For decades now Bible scholars and theologians have raised the red flag of warning about individualism. The ironies of the warning, and I confess to part of the red-flag-raising crowd, are ignored: raised often enough by those who are themselves very individualistic, raised by those who are at the same time contending for a gospel and a theology in tune with our own time (which happens to be very individualistic), and raised by folks who are the first to gripe when a social institution — church, academy, work — lays claim on time and schedule and money. Perhaps the biggest irony is that, while most can make a valiant case for how dyadic or familial or social or corporate the ancients were, my own reading of the ancients has often revealed how individualistic they could be. I wonder today if this isn’t a criticism that ultimately fails to convince. Is this because we are too individualistic? Or because individualism is endemic to humanity? What does “individualism” look like?
What do you think of this criticism of individualism? What’s the alternative? What kind of life are we talking about? What does it look like?
I mention a few — Elijah, David, Ezekiel, John Baptist, Jesus, Paul — Deborah, Huldah, Ruth — and then I think of Aristotle up to Plutarch or a Cicero — these folks were admirably courageous at the level of individualism, spent gobs and gobs of time alone from what we can tell… you get my point. Sure, they were embedded perhaps more than we are, but I wonder if we are not far more embedded than we care to admit (or know) or that they were far more individualistic than we care to observe. Yes, there is in modernity a new turn toward individualism but humans have always had will and we have always made up our own minds. What do we think ancients did when they got up, go next door or into the agora and ask what should be done that day? Overall, then, we’ve created something everyone thinks is such a great idea but which far too often lacks a bite with some teeth in it. The poles, since I haven’t said this, are individualism and collectivism. I wonder if we lean left on this spectrum, but I also wonder just how easy it is to prove the ancients were that much different than we are. By the way, if you want to read a good sketch of dyadic personality types — a more collectivist life — read stuff by Bruce Malina.
We turn, then, to Glen Stassen’s study of individualism in the context of his “thicker” Jesus and “incarnational discipleship,” in his A Thicker Jesus. He’s using Charles Taylor’s A Secular Age and lands upon the category that today the self is a “buffered self.” We are “detached” and “withdrawn” and lack “covenant with cosmos or community or bodily emotions” (101). We are “self-sufficient” and into “advancing our own cause” and my self is “inside me” and like a “pinball.” The “first” understanding was “deeply embedded in society” (101). None of this is proven; it’s standard faire in the academy for the problem with individualism today. The problem, since we are also disconnected from God, is “secularism.” It is this construct that Stassen wants to investigate and find a way for the Christian gospel to speak.
He probes extensively into Camus, where he studies “detached selfhood becoming transformed by connection with the infinity of the universe” (105). [I don’t know that I’ve read a word of Camus.] He looks at The Stranger, The Plague, “The Adulterous Woman”, The Rebel, The Fall … He looks briefly at Satre and then much more at Ayn Rand, her “closed” self and objectivism and radical individualism and selfishness. (Before this last year’s candidacy process Glen had observed connection of Rand to Rand Paul, the Tea Party, and to Paul Ryan.)
Neurological studies, relying here on Nancey Murphy and Warren Brown, show that we are far more interactive and connected — emotionally and otherwise — than Rand’s philosophies permit. We are connected; we are interactive. The self is interactive. We need to see the importance of loyalties, interests and passions. Alan Greenspan, connected as he was to Ayn Rand, has admitted too much commitment to radical individualism. Did you know the income tax rate under Eisenhower for the very rich was 91%? That it was Reagan who reduced it to 28%? That Clinton balanced the budget by raising it to 39.6%? That Bush cut it back to 35%? Obama wants to move it back to Clinton’s numbers? [See comments below from Michael Kruse.]
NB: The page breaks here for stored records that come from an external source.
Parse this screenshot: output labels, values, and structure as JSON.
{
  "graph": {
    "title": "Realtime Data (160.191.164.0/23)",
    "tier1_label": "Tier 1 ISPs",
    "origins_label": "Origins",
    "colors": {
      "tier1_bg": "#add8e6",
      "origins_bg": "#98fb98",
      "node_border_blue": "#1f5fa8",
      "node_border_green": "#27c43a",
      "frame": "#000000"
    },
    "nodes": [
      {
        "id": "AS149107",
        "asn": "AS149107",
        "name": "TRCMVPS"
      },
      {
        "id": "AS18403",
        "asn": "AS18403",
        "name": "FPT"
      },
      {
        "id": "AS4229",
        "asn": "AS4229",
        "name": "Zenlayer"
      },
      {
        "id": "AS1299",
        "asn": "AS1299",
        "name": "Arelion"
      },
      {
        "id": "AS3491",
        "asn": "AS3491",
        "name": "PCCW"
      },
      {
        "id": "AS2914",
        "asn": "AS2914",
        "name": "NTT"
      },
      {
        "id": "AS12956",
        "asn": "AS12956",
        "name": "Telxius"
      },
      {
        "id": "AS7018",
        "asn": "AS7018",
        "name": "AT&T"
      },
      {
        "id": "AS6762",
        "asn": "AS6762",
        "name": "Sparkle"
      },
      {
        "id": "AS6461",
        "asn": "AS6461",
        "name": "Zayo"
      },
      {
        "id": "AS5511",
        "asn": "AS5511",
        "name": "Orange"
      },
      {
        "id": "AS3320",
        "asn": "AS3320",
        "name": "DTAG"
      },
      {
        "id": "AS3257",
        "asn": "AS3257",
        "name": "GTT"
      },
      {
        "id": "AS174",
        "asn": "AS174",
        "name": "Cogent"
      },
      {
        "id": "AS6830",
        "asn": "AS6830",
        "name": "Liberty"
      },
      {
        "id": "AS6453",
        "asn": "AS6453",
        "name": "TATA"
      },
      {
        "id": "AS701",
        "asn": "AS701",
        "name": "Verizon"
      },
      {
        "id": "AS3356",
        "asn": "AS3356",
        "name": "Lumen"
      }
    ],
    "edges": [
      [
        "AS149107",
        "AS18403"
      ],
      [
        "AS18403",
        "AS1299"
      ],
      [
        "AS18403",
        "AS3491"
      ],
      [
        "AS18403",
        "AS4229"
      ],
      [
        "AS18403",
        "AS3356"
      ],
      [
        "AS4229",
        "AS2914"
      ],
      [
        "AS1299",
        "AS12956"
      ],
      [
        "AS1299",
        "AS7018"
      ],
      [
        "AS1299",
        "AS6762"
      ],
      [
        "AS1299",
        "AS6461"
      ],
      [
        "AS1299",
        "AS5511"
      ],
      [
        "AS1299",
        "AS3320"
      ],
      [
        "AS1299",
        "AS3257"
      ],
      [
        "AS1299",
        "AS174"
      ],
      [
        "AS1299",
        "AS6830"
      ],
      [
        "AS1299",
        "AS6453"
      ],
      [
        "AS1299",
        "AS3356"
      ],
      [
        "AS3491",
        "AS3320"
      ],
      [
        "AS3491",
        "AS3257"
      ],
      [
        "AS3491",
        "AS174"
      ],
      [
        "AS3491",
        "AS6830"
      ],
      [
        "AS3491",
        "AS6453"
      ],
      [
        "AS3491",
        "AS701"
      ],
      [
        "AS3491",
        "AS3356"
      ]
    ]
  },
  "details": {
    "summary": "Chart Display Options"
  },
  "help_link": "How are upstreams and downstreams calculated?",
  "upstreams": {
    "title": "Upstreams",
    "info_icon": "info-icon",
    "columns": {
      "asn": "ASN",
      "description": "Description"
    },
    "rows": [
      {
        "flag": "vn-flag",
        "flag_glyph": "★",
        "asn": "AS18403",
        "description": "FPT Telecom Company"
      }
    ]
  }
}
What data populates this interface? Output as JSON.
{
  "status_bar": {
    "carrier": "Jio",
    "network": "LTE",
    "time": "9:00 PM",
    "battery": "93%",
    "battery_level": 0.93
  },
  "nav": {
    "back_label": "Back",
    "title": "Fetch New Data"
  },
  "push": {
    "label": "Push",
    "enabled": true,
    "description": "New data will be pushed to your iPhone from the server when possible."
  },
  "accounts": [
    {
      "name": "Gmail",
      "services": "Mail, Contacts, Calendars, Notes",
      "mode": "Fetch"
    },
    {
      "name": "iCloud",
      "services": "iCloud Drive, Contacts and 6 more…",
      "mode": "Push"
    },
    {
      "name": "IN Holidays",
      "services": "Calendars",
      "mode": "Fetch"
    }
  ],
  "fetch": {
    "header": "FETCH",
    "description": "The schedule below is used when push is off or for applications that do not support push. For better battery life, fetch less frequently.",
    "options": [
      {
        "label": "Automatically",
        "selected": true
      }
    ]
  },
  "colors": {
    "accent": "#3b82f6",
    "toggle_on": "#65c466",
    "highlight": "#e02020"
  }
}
Stassen thinks sociologists show that this economic individualism wrecks neighborhoods, families and community involvements (119). Leads to Bellah, Rasmussen, and Putnam.
The aim is to re-recover a more social understanding of selfhood and a covenant commitment to community. He sees this at work in the development of ending slavery, Social Security, Medicaid and Medicare. Economics, neurology, sociology and philosophy are each leading us to see a more interactive self …
Now I have point out the irony of this chp, and that it is all about an interactive self. The way forward, I would contend, is not to make the self less selfish but to make the community, i.e. the church, more central to the work of God in this world. Stassen’s approach is for us to become more interactive with God. We are to find the breakthroughs of deliverance, justice, peacemaking, healing, joy of participation, repentance, and a sense of God’s presence. Yes, I agree… where? Why not lift the ecclesia at this point?